Esfera, Piedra, Polígono
22 x 17 cm, 298 pages
Madrid, ES (2019)
as Vendedores de Humo
with Marta M. Legido
Editing and designing a comprehensive research publication that reconstructs the "ghost history" of a 1990s myth: the Armillary Sphere, a colossal, unbuilt astronomical monument designed by Rafael Trénor and Fernández Ordóñez. The book documents three years of investigation into the specific event of June 17, 1991, when the first stone was laid in Valdebernardo, a peripheral working-class neighborhood on the eastern edge of Madrid. Although the monument was never realized, its foundational story became a lens through which to deconstruct the broader landscape of 1992 Spain—examining the neocolonialism of the Seville Expo (original location of the monument), the corruption of Madrid’s tenure as European Capital of Culture (second location planned), and the aggressive urban speculation in Valencia (final location, also unbuild).

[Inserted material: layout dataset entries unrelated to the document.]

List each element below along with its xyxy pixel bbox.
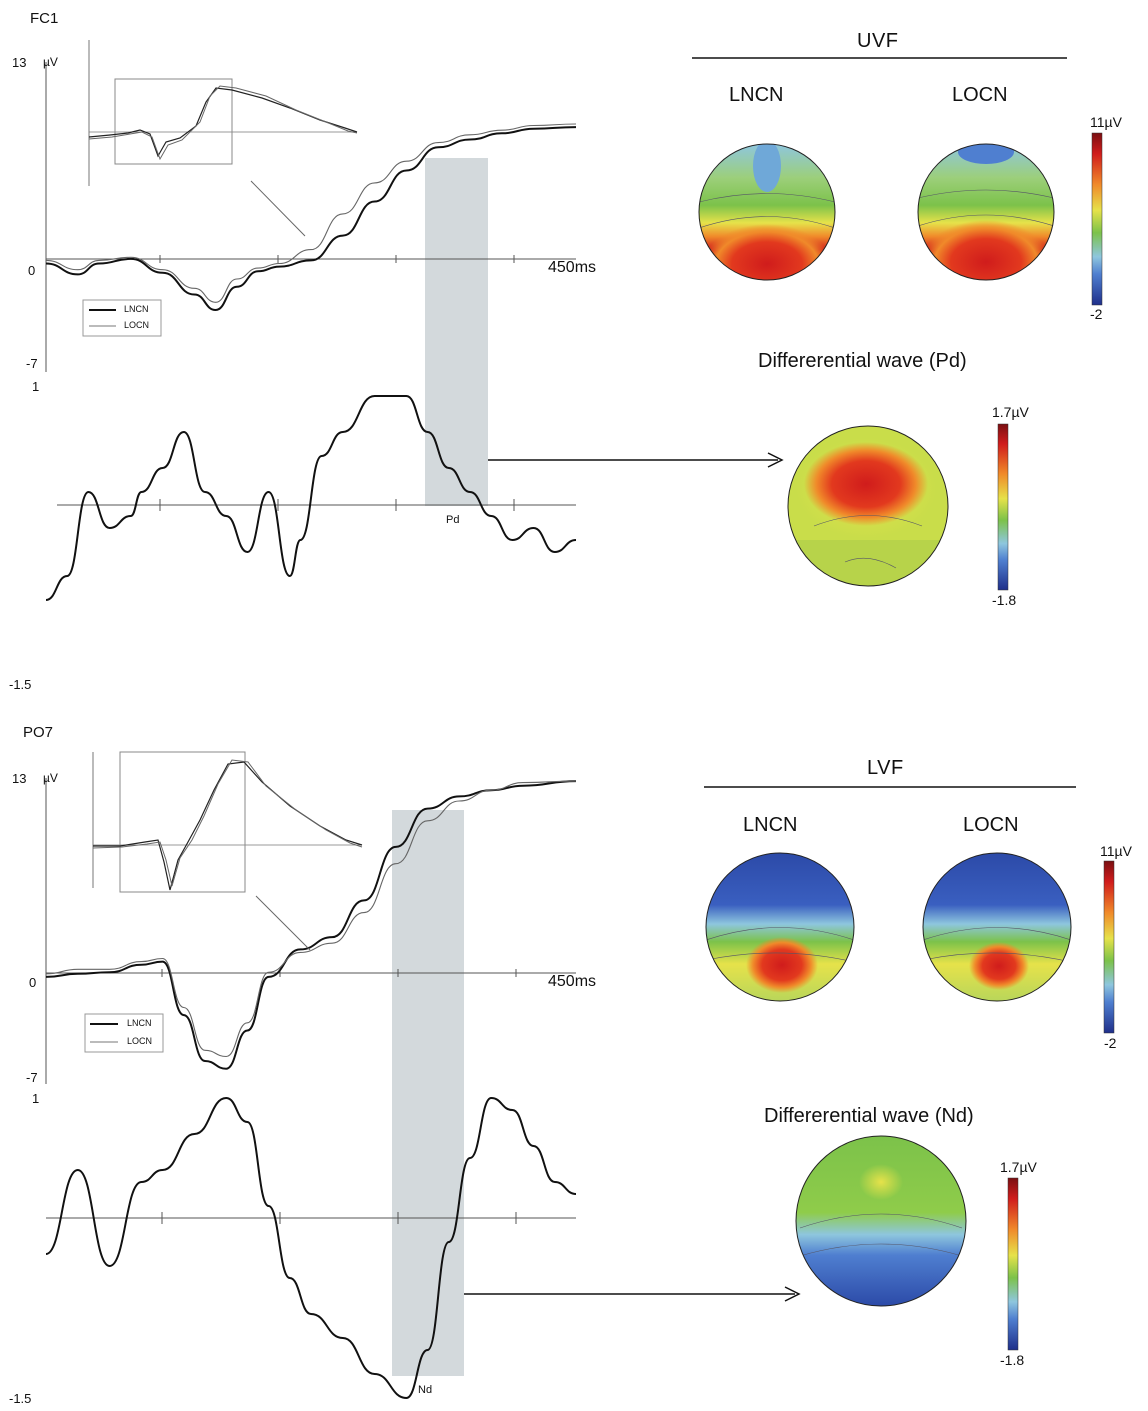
po7-difference-series-difference — [45, 1096, 577, 1400]
fc1-legend-locn: LOCN — [124, 320, 150, 330]
uvf-colorbar — [1091, 132, 1103, 306]
lvf-locn-title: LOCN — [963, 814, 1019, 836]
lvf-title: LVF — [867, 757, 904, 779]
lvf-locn-topomap — [922, 852, 1072, 1002]
nd-topomap — [795, 1135, 967, 1307]
po7-inset — [92, 751, 363, 951]
uvf-locn-title: LOCN — [952, 84, 1008, 106]
fc1-erp-zero: 0 — [28, 263, 36, 278]
uvf-scale-min: -2 — [1090, 306, 1103, 322]
nd-colorbar — [1007, 1177, 1019, 1351]
po7-erp-zero: 0 — [29, 975, 37, 990]
po7-legend-lncn: LNCN — [127, 1018, 152, 1028]
pd-scale-min: -1.8 — [992, 592, 1017, 608]
lvf-colorbar — [1103, 860, 1115, 1034]
fc1-inset — [88, 40, 358, 237]
po7-diff-line — [45, 1096, 577, 1400]
lvf-lncn-topomap — [705, 852, 855, 1002]
uvf-title: UVF — [857, 30, 899, 52]
fc1-legend-lncn: LNCN — [124, 304, 149, 314]
uvf-lncn-topomap — [698, 143, 836, 281]
po7-legend-box — [84, 1013, 164, 1053]
fc1-erp-ymax: 13 — [12, 55, 27, 70]
lvf-lncn-title: LNCN — [743, 814, 798, 836]
fc1-erp-ticks — [159, 255, 515, 263]
fc1-diff-ticks — [159, 499, 515, 511]
fc1-electrode-label: FC1 — [30, 10, 59, 27]
nd-diff-title: Differerential wave (Nd) — [764, 1105, 974, 1127]
fc1-erp-unit: µV — [43, 55, 58, 69]
fc1-diff-line — [45, 395, 577, 601]
fc1-erp-lines — [45, 123, 577, 312]
po7-electrode-label: PO7 — [23, 724, 54, 741]
pd-topomap — [787, 425, 949, 587]
nd-window — [392, 810, 464, 1376]
po7-panel — [45, 751, 801, 1400]
fc1-diff-ymax: 1 — [32, 379, 40, 394]
pd-colorbar — [997, 423, 1009, 591]
nd-scale-max: 1.7µV — [1000, 1159, 1037, 1175]
po7-legend-locn: LOCN — [127, 1036, 153, 1046]
pd-diff-title: Differerential wave (Pd) — [758, 350, 967, 372]
fc1-panel — [45, 40, 784, 601]
fc1-time-label: 450ms — [548, 259, 596, 277]
fc1-time-unit: ms — [574, 259, 597, 276]
po7-erp-unit: µV — [43, 771, 58, 785]
po7-time-value: 450 — [548, 973, 575, 990]
fc1-difference-series-difference — [45, 395, 577, 601]
nd-label: Nd — [418, 1384, 433, 1396]
pd-scale-max: 1.7µV — [992, 404, 1029, 420]
po7-diff-ticks — [161, 1212, 517, 1224]
po7-diff-ymin: -1.5 — [9, 1391, 32, 1406]
pd-window — [425, 158, 488, 506]
uvf-scale-max: 11µV — [1090, 114, 1122, 130]
po7-diff-ymax: 1 — [32, 1091, 40, 1106]
fc1-erp-series-locn — [45, 123, 577, 303]
po7-erp-series-lncn — [45, 780, 577, 1070]
lvf-scale-max: 11µV — [1100, 843, 1132, 859]
fc1-legend-box — [82, 299, 162, 337]
nd-scale-min: -1.8 — [1000, 1352, 1025, 1368]
po7-erp-ymin: -7 — [26, 1070, 38, 1085]
fc1-time-value: 450 — [548, 259, 575, 276]
uvf-lncn-title: LNCN — [729, 84, 784, 106]
po7-time-label: 450ms — [548, 973, 596, 991]
po7-time-unit: ms — [574, 973, 597, 990]
po7-erp-ymax: 13 — [12, 771, 27, 786]
pd-label: Pd — [446, 514, 460, 526]
fc1-erp-series-lncn — [45, 126, 577, 312]
po7-erp-lines — [45, 780, 577, 1070]
fc1-diff-ymin: -1.5 — [9, 677, 32, 692]
po7-erp-series-locn — [45, 780, 577, 1058]
fc1-erp-ymin: -7 — [26, 356, 38, 371]
lvf-scale-min: -2 — [1104, 1035, 1117, 1051]
uvf-locn-topomap — [917, 143, 1055, 281]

The publication is structured around a vast body of unpublished archival material, including blueprints and documents ceded by the artist Rafael Trénor himself, intertwined with personal photographs and testimonies from Valdebernardo residents collected through the Vicus Albus Association. By blending first-person investigation with archival rigor, the work creates a constellation of political discourses, neighborhood resistance, and forgotten Olympic mascots. Originally developed through a residency at La Colmena (La Grieta) and exhibited at Sala Amadís (2021), the project utilizes speculative and performative means to map the psychological and physical scars of late 20th-century urban "booms."